How to measure automation ROI?
I often ask clients: "What was the ROI of your last automation?"
Usually they answer: "It saves time." I ask: "How much?" Silence.
Most companies don't know if their automation paid off. Not because ROI can't be measured. But because nobody measured BEFORE starting.
Why measurement matters
Automation is an investment. Like any investment, it should pay off.
But without measurement: - You don't know if it paid off - You can't decide whether to expand - You can't justify the next investment
McKinsey found that companies who measure automation results achieve 2-3x better ROI than those who don't. (Source: McKinsey, 2020)
What to measure: 4 categories
1. Time
The simplest metric. How long before? How long now?
| Metric | How to measure |
|---|---|
| Time per task | Stopwatch: start to finish |
| Tasks per day | Count |
| Total time weekly | Time × quantity |
Example: - Before: 15 min per invoice × 30 invoices daily = 7.5h - After: 3 min per invoice × 30 invoices daily = 1.5h - Savings: 6h daily = 30h weekly
2. Errors
Manual work makes mistakes. Automation - if well configured - doesn't.
| Metric | How to measure |
|---|---|
| Error % | Errors / total |
| Correction time | Hours weekly spent fixing errors? |
| Customer complaints | Complaints per month? |
Example: - Before: 5% invoices wrong = 1.5 invoices daily = 7.5 corrections weekly × 10 min = 1.25h - After: 0.3% invoices wrong = savings 1h weekly
3. Volume
Automation enables doing more in same time.
Example: - Before: 50 inquiries daily maximum - After: 150 inquiries daily - Growth: 3x
This means: you don't have to hire 2 additional people.
4. Indirect costs
These are harder to measure, but often largest:
| Indirect cost | How to estimate |
|---|---|
| Delays | How long does customer wait? Do some leave? |
| Employee burnout | Does anyone leave due to routine? |
| Lost opportunities | What could you do if routine was gone? |
Learn how workflow automation services can impact your business.
ROI formula
Simple:
ROI = (Annual savings - Investment) / Investment × 100%
But "annual savings" requires calculation:
- Saved hours weekly × 52 weeks = hours yearly
- Hours yearly × hourly rate = monetary savings
- Add: fewer errors, fewer complaints, more volume
Practical example
One client automated quote creation:
Before: - 45 min per quote - 15 quotes weekly - 11.25h weekly
After: - 15 min per quote - 15 quotes weekly - 3.75h weekly
Savings: - 7.5h weekly = 390h yearly - Hourly rate 35 EUR = 13,650 EUR yearly
Investment: - 3,000 EUR (setup + tools)
ROI: (13,650 - 3,000) / 3,000 × 100% = 355%
Payback period: 2.6 months.
Common ROI calculation mistakes
1. Not measuring before
If you don't know how long something took before - you can't calculate savings.

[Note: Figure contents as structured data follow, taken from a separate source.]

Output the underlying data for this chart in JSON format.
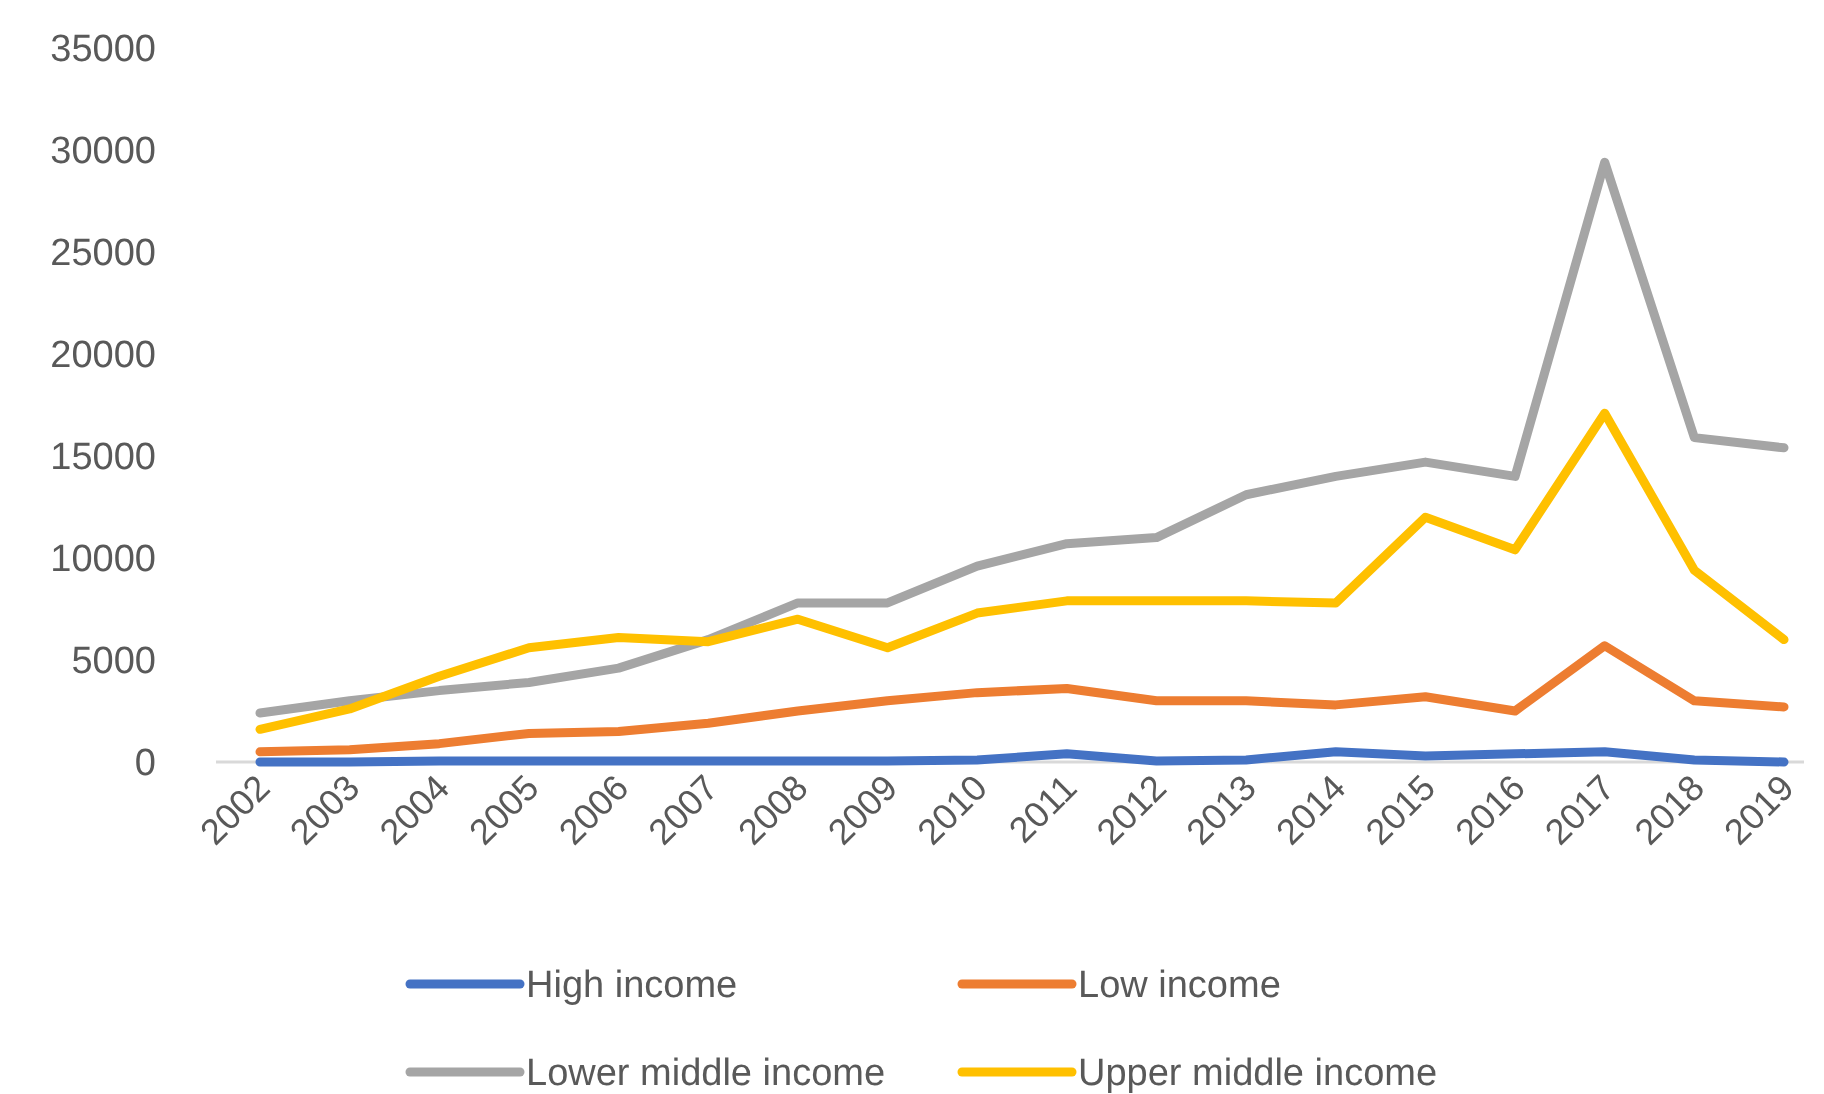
{
  "chart_data": {
    "type": "line",
    "categories": [
      "2002",
      "2003",
      "2004",
      "2005",
      "2006",
      "2007",
      "2008",
      "2009",
      "2010",
      "2011",
      "2012",
      "2013",
      "2014",
      "2015",
      "2016",
      "2017",
      "2018",
      "2019"
    ],
    "series": [
      {
        "name": "High income",
        "color": "#4472c4",
        "values": [
          0,
          0,
          50,
          50,
          50,
          50,
          50,
          50,
          100,
          400,
          50,
          100,
          500,
          300,
          400,
          500,
          100,
          0
        ]
      },
      {
        "name": "Low income",
        "color": "#ed7d31",
        "values": [
          500,
          600,
          900,
          1400,
          1500,
          1900,
          2500,
          3000,
          3400,
          3600,
          3000,
          3000,
          2800,
          3200,
          2500,
          5700,
          3000,
          2700
        ]
      },
      {
        "name": "Lower middle income",
        "color": "#a5a5a5",
        "values": [
          2400,
          3000,
          3500,
          3900,
          4600,
          6000,
          7800,
          7800,
          9600,
          10700,
          11000,
          13100,
          14000,
          14700,
          14000,
          29400,
          15900,
          15400
        ]
      },
      {
        "name": "Upper middle income",
        "color": "#ffc000",
        "values": [
          1600,
          2600,
          4200,
          5600,
          6100,
          5900,
          7000,
          5600,
          7300,
          7900,
          7900,
          7900,
          7800,
          12000,
          10400,
          17100,
          9400,
          6000
        ]
      }
    ],
    "ylim": [
      0,
      35000
    ],
    "yticks": [
      0,
      5000,
      10000,
      15000,
      20000,
      25000,
      30000,
      35000
    ],
    "grid": false,
    "legend": "bottom"
  }
}
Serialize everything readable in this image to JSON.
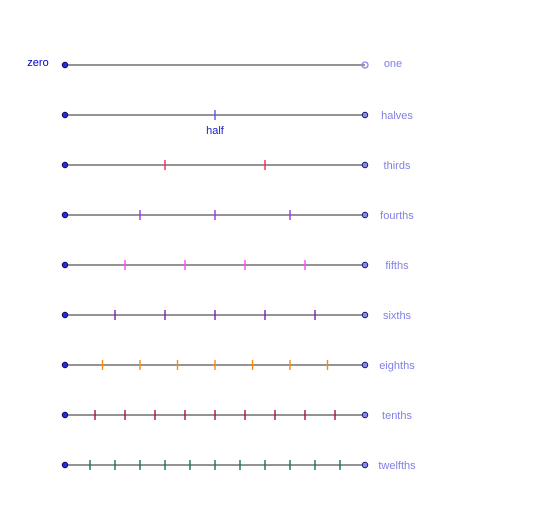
{
  "labels": {
    "zero": "zero",
    "one": "one",
    "half": "half"
  },
  "colors": {
    "line": "#555555",
    "endpoint_fill": "#2b2bd6",
    "endpoint_stroke": "#000055",
    "one_marker": "#8a8ae8",
    "row_label": "#8080e6",
    "zero_label": "#0000cc",
    "half_label": "#2020c0"
  },
  "rows": [
    {
      "name": "",
      "denominator": 1,
      "tick_color": "#5555ff"
    },
    {
      "name": "halves",
      "denominator": 2,
      "tick_color": "#5555ff"
    },
    {
      "name": "thirds",
      "denominator": 3,
      "tick_color": "#ff2255"
    },
    {
      "name": "fourths",
      "denominator": 4,
      "tick_color": "#9933ee"
    },
    {
      "name": "fifths",
      "denominator": 5,
      "tick_color": "#ff44ff"
    },
    {
      "name": "sixths",
      "denominator": 6,
      "tick_color": "#7722aa"
    },
    {
      "name": "eighths",
      "denominator": 8,
      "tick_color": "#ff8800"
    },
    {
      "name": "tenths",
      "denominator": 10,
      "tick_color": "#aa1133"
    },
    {
      "name": "twelfths",
      "denominator": 12,
      "tick_color": "#117744"
    }
  ]
}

Solution: Before automating, measure for 1 week. Write down every step and time. See our guide on workflow mapping.
2. Only counting time
Time is important, but not the only thing. Errors cost. Delays cost. Employee leaving costs.
Solution: Add at least one indirect cost (errors, complaints).
3. Overestimating
"This will definitely save 10 hours weekly!" - but actually saves 3.
Solution: Be conservative. Better to be pleasantly surprised.
Summary
Measuring automation ROI isn't complicated:
- Measure BEFORE (time, errors, volume)
- Automate
- Measure AFTER
- Calculate savings
- Compare to investment
If ROI is > 100% - it paid off. If ROI is > 300% - it paid off multiple times.
Most properly done automations achieve 200-500% ROI.